Dalam tayangan tersebut, pendaki menyatakan sempat terlibat konflik lantaran seluruh area camp telah dipenuhi tenda peserta OT, meskipun para pesertanya sendiri belum tiba di lokasi.
“Dari pos 2 sampai pos 5 sudah penuh, dan tendanya itu sudah berdiri padahal orang-orangnya masih di bawah. Kami gak kebagian tempat, akhirnya ribut sama pihak Basecamp dan OT,” ujar @24hoursofnaami.
Menurutnya, kondisi di pos 5 sangat padat hingga “seperti pasar”, dan akhirnya mereka harus mencari lokasi alternatif untuk mendirikan tenda.
Menanggapi kegaduhan di media sosial, pihak Tiga Dewa Adventure akhirnya memberikan klarifikasi resmi.

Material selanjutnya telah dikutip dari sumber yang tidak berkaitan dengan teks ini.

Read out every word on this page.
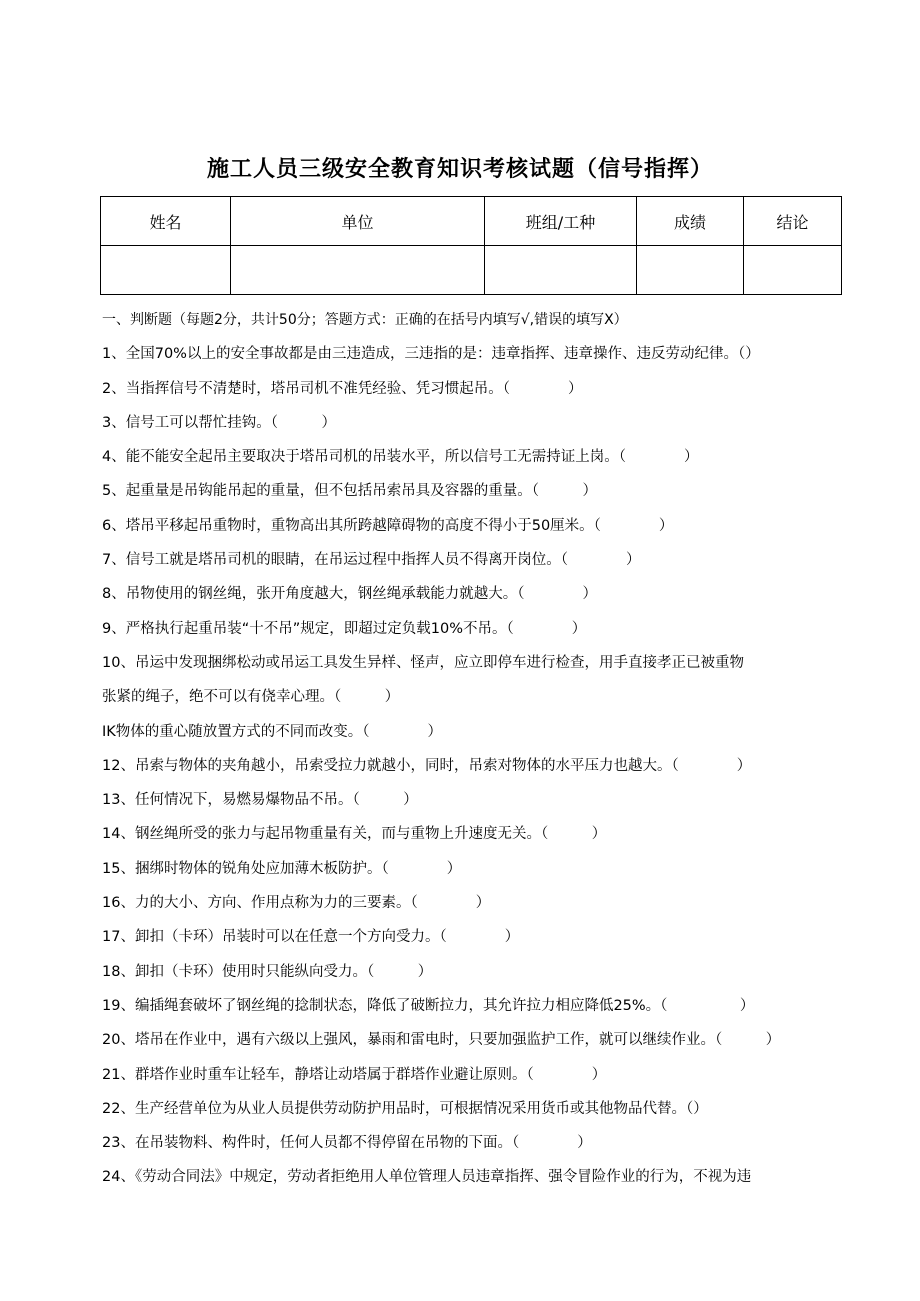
施工人员三级安全教育知识考核试题（信号指挥）
姓名	单位	班组/工种	成绩	结论

一、判断题（每题2分，共计50分；答题方式：正确的在括号内填写√,错误的填写X）
1、全国70%以上的安全事故都是由三违造成，三违指的是：违章指挥、违章操作、违反劳动纪律。（）
2、当指挥信号不清楚时，塔吊司机不准凭经验、凭习惯起吊。（　　　　）
3、信号工可以帮忙挂钩。（　　　）
4、能不能安全起吊主要取决于塔吊司机的吊装水平，所以信号工无需持证上岗。（　　　　）
5、起重量是吊钩能吊起的重量，但不包括吊索吊具及容器的重量。（　　　）
6、塔吊平移起吊重物时，重物高出其所跨越障碍物的高度不得小于50厘米。（　　　　）
7、信号工就是塔吊司机的眼睛，在吊运过程中指挥人员不得离开岗位。（　　　　）
8、吊物使用的钢丝绳，张开角度越大，钢丝绳承载能力就越大。（　　　　）
9、严格执行起重吊装“十不吊”规定，即超过定负载10%不吊。（　　　　）
10、吊运中发现捆绑松动或吊运工具发生异样、怪声，应立即停车进行检查，用手直接孝正已被重物
张紧的绳子，绝不可以有侥幸心理。（　　　）
IK物体的重心随放置方式的不同而改变。（　　　　）
12、吊索与物体的夹角越小，吊索受拉力就越小，同时，吊索对物体的水平压力也越大。（　　　　）
13、任何情况下，易燃易爆物品不吊。（　　　）
14、钢丝绳所受的张力与起吊物重量有关，而与重物上升速度无关。（　　　）
15、捆绑时物体的锐角处应加薄木板防护。（　　　　）
16、力的大小、方向、作用点称为力的三要素。（　　　　）
17、卸扣（卡环）吊装时可以在任意一个方向受力。（　　　　）
18、卸扣（卡环）使用时只能纵向受力。（　　　）
19、编插绳套破坏了钢丝绳的捻制状态，降低了破断拉力，其允许拉力相应降低25%。（　　　　　）
20、塔吊在作业中，遇有六级以上强风，暴雨和雷电时，只要加强监护工作，就可以继续作业。（　　　）
21、群塔作业时重车让轻车，静塔让动塔属于群塔作业避让原则。（　　　　）
22、生产经营单位为从业人员提供劳动防护用品时，可根据情况采用货币或其他物品代替。（）
23、在吊装物料、构件时，任何人员都不得停留在吊物的下面。（　　　　）
24、《劳动合同法》中规定，劳动者拒绝用人单位管理人员违章指挥、强令冒险作业的行为，不视为违
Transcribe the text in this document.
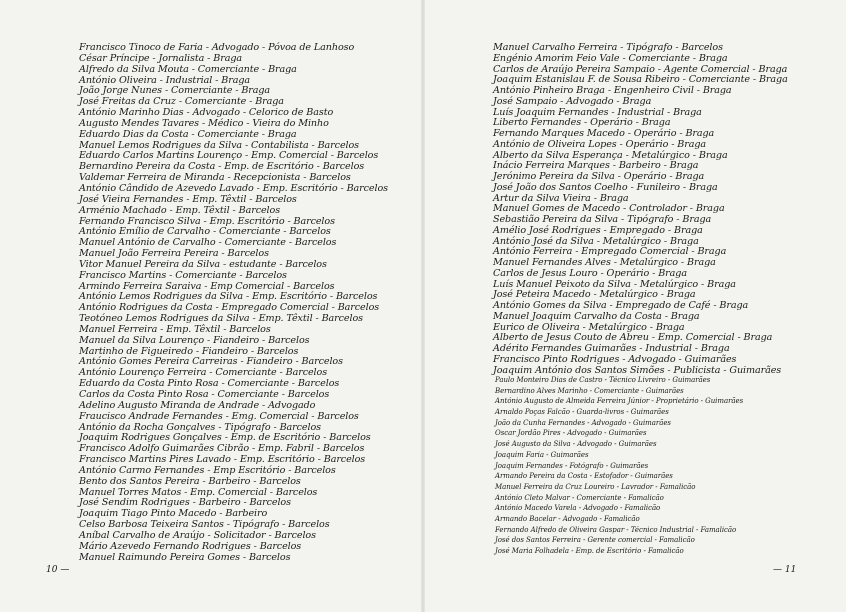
Francisco Tinoco de Faria - Advogado - Póvoa de Lanhoso
César Príncipe - Jornalista - Braga
Alfredo da Silva Mouta - Comerciante - Braga
António Oliveira - Industrial - Braga
João Jorge Nunes - Comerciante - Braga
José Freitas da Cruz - Comerciante - Braga
António Marinho Dias - Advogado - Celorico de Basto
Augusto Mendes Tavares - Médico - Vieira do Minho
Eduardo Dias da Costa - Comerciante - Braga
Manuel Lemos Rodrigues da Silva - Contabilista - Barcelos
Eduardo Carlos Martins Lourenço - Emp. Comercial - Barcelos
Bernardino Pereira da Costa - Emp. de Escritório - Barcelos
Valdemar Ferreira de Miranda - Recepcionista - Barcelos
António Cândido de Azevedo Lavado - Emp. Escritório - Barcelos
José Vieira Fernandes - Emp. Têxtil - Barcelos
Arménio Machado - Emp. Têxtil - Barcelos
Fernando Francisco Silva - Emp. Escritório - Barcelos
António Emílio de Carvalho - Comerciante - Barcelos
Manuel António de Carvalho - Comerciante - Barcelos
Manuel João Ferreira Pereira - Barcelos
Vitor Manuel Pereira da Silva - estudante - Barcelos
Francisco Martins - Comerciante - Barcelos
Armindo Ferreira Saraiva - Emp Comercial - Barcelos
António Lemos Rodrigues da Silva - Emp. Escritório - Barcelos
António Rodrigues da Costa - Empregado Comercial - Barcelos
Teotóneo Lemos Rodrigues da Silva - Emp. Têxtil - Barcelos
Manuel Ferreira - Emp. Têxtil - Barcelos
Manuel da Silva Lourenço - Fiandeiro - Barcelos
Martinho de Figueiredo - Fiandeiro - Barcelos
António Gomes Pereira Carreiras - Fiandeiro - Barcelos
António Lourenço Ferreira - Comerciante - Barcelos
Eduardo da Costa Pinto Rosa - Comerciante - Barcelos
Carlos da Costa Pinto Rosa - Comerciante - Barcelos
Adelino Augusto Miranda de Andrade - Advogado
Fraucisco Andrade Fernandes - Emg. Comercial - Barcelos
António da Rocha Gonçalves - Tipógrafo - Barcelos
Joaquim Rodrigues Gonçalves - Emp. de Escritório - Barcelos
Francisco Adolfo Guimarães Cibrão - Emp. Fabril - Barcelos
Francisco Martins Pires Lavado - Emp. Escritório - Barcelos
António Carmo Fernandes - Emp Escritório - Barcelos
Bento dos Santos Pereira - Barbeiro - Barcelos
Manuel Torres Matos - Emp. Comercial - Barcelos
José Sendim Rodrigues - Barbeiro - Barcelos
Joaquim Tiago Pinto Macedo - Barbeiro
Celso Barbosa Teixeira Santos - Tipógrafo - Barcelos
Aníbal Carvalho de Araújo - Solicitador - Barcelos
Mário Azevedo Fernando Rodrigues - Barcelos
Manuel Raimundo Pereira Gomes - Barcelos
10 —
Manuel Carvalho Ferreira - Tipógrafo - Barcelos
Engénio Amorim Feio Vale - Comerciante - Braga
Carlos de Araújo Pereira Sampaio - Agente Comercial - Braga
Joaquim Estanislau F. de Sousa Ribeiro - Comerciante - Braga
António Pinheiro Braga - Engenheiro Civil - Braga
José Sampaio - Advogado - Braga
Luís Joaquim Fernandes - Industrial - Braga
Liberto Fernandes - Operário - Braga
Fernando Marques Macedo - Operário - Braga
António de Oliveira Lopes - Operário - Braga
Alberto da Silva Esperança - Metalúrgico - Braga
Inácio Ferreira Marques - Barbeiro - Braga
Jerónimo Pereira da Silva - Operário - Braga
José João dos Santos Coelho - Funileiro - Braga
Artur da Silva Vieira - Braga
Manuel Gomes de Macedo - Controlador - Braga
Sebastião Pereira da Silva - Tipógrafo - Braga
Amélio José Rodrigues - Empregado - Braga
António José da Silva - Metalúrgico - Braga
António Ferreira - Empregado Comercial - Braga
Manuel Fernandes Alves - Metalúrgico - Braga
Carlos de Jesus Louro - Operário - Braga
Luís Manuel Peixoto da Silva - Metalúrgico - Braga
José Peteira Macedo - Metalúrgico - Braga
António Gomes da Silva - Empregado de Café - Braga
Manuel Joaquim Carvalho da Costa - Braga
Eurico de Oliveira - Metalúrgico - Braga
Alberto de Jesus Couto de Abreu - Emp. Comercial - Braga
Adérito Fernandes Guimarães - Industrial - Braga
Francisco Pinto Rodrigues - Advogado - Guimarães
Joaquim António dos Santos Simões - Publicista - Guimarães
Paulo Monteiro Dias de Castro - Técnico Livreiro - Guimarães
Bernardino Alves Marinho - Comerciante - Guimarães
António Augusto de Almeida Ferreira Júnior - Proprietário - Guimarães
Arnaldo Poças Falcão - Guarda-livros - Guimarães
João da Cunha Fernandes - Advogado - Guimarães
Oscar Jordão Pires - Advogado - Guimarães
José Augusto da Silva - Advogado - Guimarães
Joaquim Faria - Guimarães
Joaquim Fernandes - Fotógrafo - Guimarães
Armando Pereira da Costa - Estofador - Guimarães
Manuel Ferreira da Cruz Loureiro - Lavrador - Famalicão
António Cleto Malvar - Comerciante - Famalicão
António Macedo Varela - Advogado - Famalicão
Armando Bacelar - Advogado - Famalicão
Fernando Alfredo de Oliveira Gaspar - Técnico Industrial - Famalicão
José dos Santos Ferreira - Gerente comercial - Famalicão
José Maria Folhadela - Emp. de Escritório - Famalicão
— 11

Dalam pernyataannya, mereka menyampaikan permintaan maaf atas situasi yang mencuat ke publik dan menegaskan bahwa mereka tidak pernah memonopoli lahan camp.
“Kami menggunakan jasa porter lokal untuk mendahului pendakian guna mendirikan tenda dan membawa logistik. Namun kami tidak pernah melakukan booking area camp secara eksklusif,” tulis mereka dalam rilis resminya.
Mereka juga menegaskan komitmen untuk menindak tegas jika ada anggota timnya, baik porter maupun guide, yang terbukti melanggar etika atau aturan.
Musisi dan pendaki senior Fiersa Besari turut angkat bicara melalui akun Instagram pribadinya dikutip pada Kamis, 5 Juni 2025. Ia menyebut bahwa mendirikan tenda lebih dulu oleh porter OT memang lazim dilakukan, namun mengusir pendaki lain dari area camp adalah tindakan yang tidak dapat dibenarkan.
“Kalau sudah ada yang mendirikan tenda lalu diusir karena katanya itu lahan peserta TO, itu salah. Apalagi di gunung, tempat yang rentan cuaca ekstrem, itu sama saja menghilangkan perlindungan seseorang,” tegasnya.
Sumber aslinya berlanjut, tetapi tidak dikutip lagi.